You are looping such that you test not list == 'X'
then not range(2, 4) == 'X'
; obviously, neither is equal, so you print both times. Your logic can be dramatically simplified though. If the goal is to see if indices 2, 3 and 4 are all equal, just convert that slice of the list to a set
and check if the length is 1:
mylist = ['X', 'Y', 'X', 'X', 'X', 'Y'] # Changed list name; naming the list "list" leads to tears
if len(set(mylist[2:5])) == 1:
print("2, 3 and 4 equal")
else:
print("At least one not equal to the others")

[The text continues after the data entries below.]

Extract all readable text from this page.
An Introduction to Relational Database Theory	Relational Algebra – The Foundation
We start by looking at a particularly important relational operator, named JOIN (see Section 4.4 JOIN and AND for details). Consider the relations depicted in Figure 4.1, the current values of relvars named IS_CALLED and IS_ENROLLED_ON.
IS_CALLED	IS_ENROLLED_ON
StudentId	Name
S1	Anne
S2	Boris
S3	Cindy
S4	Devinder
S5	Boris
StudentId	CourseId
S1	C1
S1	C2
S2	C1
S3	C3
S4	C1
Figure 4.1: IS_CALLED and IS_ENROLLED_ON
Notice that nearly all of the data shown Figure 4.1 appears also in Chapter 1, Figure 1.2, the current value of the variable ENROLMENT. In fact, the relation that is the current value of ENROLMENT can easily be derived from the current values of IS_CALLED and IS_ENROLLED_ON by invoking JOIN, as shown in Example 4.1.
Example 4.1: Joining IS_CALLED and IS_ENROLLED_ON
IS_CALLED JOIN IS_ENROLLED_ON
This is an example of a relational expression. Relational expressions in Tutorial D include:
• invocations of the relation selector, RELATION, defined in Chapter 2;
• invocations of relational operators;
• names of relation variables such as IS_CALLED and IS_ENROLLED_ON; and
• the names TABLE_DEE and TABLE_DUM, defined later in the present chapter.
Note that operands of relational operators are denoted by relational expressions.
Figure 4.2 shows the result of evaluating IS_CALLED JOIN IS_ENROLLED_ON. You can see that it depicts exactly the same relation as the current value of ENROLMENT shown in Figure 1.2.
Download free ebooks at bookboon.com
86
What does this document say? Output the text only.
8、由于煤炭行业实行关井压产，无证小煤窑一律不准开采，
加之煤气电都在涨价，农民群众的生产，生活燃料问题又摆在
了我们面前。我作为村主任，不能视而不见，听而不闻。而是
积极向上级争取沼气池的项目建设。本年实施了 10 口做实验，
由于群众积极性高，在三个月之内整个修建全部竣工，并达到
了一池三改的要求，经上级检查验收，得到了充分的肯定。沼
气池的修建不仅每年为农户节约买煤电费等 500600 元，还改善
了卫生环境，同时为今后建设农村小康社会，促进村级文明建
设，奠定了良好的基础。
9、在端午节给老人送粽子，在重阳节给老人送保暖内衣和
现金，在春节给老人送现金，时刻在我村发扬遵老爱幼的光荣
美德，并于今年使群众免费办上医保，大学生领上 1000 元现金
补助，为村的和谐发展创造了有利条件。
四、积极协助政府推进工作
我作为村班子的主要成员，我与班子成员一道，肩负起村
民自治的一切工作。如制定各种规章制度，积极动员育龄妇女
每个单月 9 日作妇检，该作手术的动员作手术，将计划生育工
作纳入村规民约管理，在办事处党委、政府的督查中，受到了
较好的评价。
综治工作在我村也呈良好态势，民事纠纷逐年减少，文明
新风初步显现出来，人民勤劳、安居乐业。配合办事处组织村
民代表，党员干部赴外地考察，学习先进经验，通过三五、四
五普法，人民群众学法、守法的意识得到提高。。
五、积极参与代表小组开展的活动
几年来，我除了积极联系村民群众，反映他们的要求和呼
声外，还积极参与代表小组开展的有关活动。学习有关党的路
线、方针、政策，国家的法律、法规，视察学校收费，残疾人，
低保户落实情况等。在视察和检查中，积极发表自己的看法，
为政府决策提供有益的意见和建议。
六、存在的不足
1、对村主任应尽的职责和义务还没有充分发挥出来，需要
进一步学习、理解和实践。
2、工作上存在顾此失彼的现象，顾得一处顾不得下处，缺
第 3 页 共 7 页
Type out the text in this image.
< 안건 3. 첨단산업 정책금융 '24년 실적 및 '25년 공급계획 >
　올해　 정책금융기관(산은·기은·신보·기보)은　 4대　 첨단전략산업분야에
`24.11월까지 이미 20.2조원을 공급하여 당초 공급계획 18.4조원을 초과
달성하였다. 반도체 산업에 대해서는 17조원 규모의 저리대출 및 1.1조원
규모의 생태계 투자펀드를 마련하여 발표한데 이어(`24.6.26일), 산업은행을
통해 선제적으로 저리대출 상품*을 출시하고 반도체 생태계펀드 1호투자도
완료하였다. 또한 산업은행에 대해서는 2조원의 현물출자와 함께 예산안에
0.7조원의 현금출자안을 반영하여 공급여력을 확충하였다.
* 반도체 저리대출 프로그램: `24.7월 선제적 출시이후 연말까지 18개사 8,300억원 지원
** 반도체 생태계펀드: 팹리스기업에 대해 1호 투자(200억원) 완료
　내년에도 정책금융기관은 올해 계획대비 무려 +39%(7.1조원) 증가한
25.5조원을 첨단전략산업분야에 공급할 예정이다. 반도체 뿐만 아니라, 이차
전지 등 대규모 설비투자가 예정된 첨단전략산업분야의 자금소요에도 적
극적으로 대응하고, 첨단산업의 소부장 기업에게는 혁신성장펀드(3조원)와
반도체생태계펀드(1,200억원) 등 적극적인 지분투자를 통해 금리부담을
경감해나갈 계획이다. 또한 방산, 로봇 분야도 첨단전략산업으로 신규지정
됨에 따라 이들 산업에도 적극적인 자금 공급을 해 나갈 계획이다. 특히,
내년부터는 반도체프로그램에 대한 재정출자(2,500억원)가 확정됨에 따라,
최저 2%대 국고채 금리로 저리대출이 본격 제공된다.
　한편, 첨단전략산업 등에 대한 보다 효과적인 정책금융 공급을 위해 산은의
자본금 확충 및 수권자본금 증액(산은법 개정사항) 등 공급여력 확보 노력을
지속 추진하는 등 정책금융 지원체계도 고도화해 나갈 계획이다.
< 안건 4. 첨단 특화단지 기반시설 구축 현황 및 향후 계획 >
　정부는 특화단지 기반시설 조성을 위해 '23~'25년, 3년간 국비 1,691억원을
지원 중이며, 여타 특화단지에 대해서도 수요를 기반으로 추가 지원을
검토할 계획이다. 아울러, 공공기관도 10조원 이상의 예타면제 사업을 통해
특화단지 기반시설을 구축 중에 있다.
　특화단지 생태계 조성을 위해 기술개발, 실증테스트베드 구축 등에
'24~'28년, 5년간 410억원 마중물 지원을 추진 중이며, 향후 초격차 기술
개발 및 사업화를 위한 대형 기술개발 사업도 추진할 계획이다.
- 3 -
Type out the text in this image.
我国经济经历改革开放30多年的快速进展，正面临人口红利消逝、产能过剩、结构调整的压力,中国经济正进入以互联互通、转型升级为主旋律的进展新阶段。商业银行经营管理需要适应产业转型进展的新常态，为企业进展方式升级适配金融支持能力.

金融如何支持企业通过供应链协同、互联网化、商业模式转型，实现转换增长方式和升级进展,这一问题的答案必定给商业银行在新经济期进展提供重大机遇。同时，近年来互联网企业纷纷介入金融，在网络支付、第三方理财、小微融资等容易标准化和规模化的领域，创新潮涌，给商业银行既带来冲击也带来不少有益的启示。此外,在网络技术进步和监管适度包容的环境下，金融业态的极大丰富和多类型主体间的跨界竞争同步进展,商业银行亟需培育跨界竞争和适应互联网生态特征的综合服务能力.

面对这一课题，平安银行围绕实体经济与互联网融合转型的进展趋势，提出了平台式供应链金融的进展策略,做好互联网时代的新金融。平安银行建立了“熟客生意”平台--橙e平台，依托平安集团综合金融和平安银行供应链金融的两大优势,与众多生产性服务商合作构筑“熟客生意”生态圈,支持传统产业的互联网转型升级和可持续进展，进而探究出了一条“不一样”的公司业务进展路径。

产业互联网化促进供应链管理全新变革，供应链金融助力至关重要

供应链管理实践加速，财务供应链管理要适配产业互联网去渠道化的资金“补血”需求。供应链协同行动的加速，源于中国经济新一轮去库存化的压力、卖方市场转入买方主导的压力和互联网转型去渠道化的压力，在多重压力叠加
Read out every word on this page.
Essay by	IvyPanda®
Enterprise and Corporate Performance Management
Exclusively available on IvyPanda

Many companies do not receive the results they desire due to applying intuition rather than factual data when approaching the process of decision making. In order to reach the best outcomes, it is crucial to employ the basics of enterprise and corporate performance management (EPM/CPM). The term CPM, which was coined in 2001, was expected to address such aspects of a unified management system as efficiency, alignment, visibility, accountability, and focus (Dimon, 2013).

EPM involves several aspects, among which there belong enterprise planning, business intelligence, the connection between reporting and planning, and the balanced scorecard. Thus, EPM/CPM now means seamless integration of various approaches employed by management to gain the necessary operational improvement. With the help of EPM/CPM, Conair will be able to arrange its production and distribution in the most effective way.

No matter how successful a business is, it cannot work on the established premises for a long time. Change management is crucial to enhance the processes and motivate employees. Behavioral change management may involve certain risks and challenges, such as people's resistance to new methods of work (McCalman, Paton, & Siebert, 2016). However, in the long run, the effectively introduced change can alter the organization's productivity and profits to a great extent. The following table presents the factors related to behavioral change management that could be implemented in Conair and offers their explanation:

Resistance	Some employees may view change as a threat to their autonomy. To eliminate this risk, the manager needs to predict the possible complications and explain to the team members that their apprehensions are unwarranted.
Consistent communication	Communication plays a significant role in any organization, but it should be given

You may also wish to check that mylist
is long enough (slicing will not raise an error if the slice doesn't get the three elements expected), as written this only tests that the list is at least 3 elements long and any elements from index 2 to 4 are equal if they exist.
If you know mylist
will always have at least five elements, and you prefer an exception when it is not, another solution is to check:
if mylist[2] == mylist[3] == mylist[4]:
print("2, 3 and 4 equal")
else:
print("At least one not equal to the others")
It's more verbose, but Python's chained comparisons mean you only load each value once, and unlike the other solution, it short-circuits; if index 2
is not equal to index 3
, it won't even bother to load index 4
, let alone compare it to the others.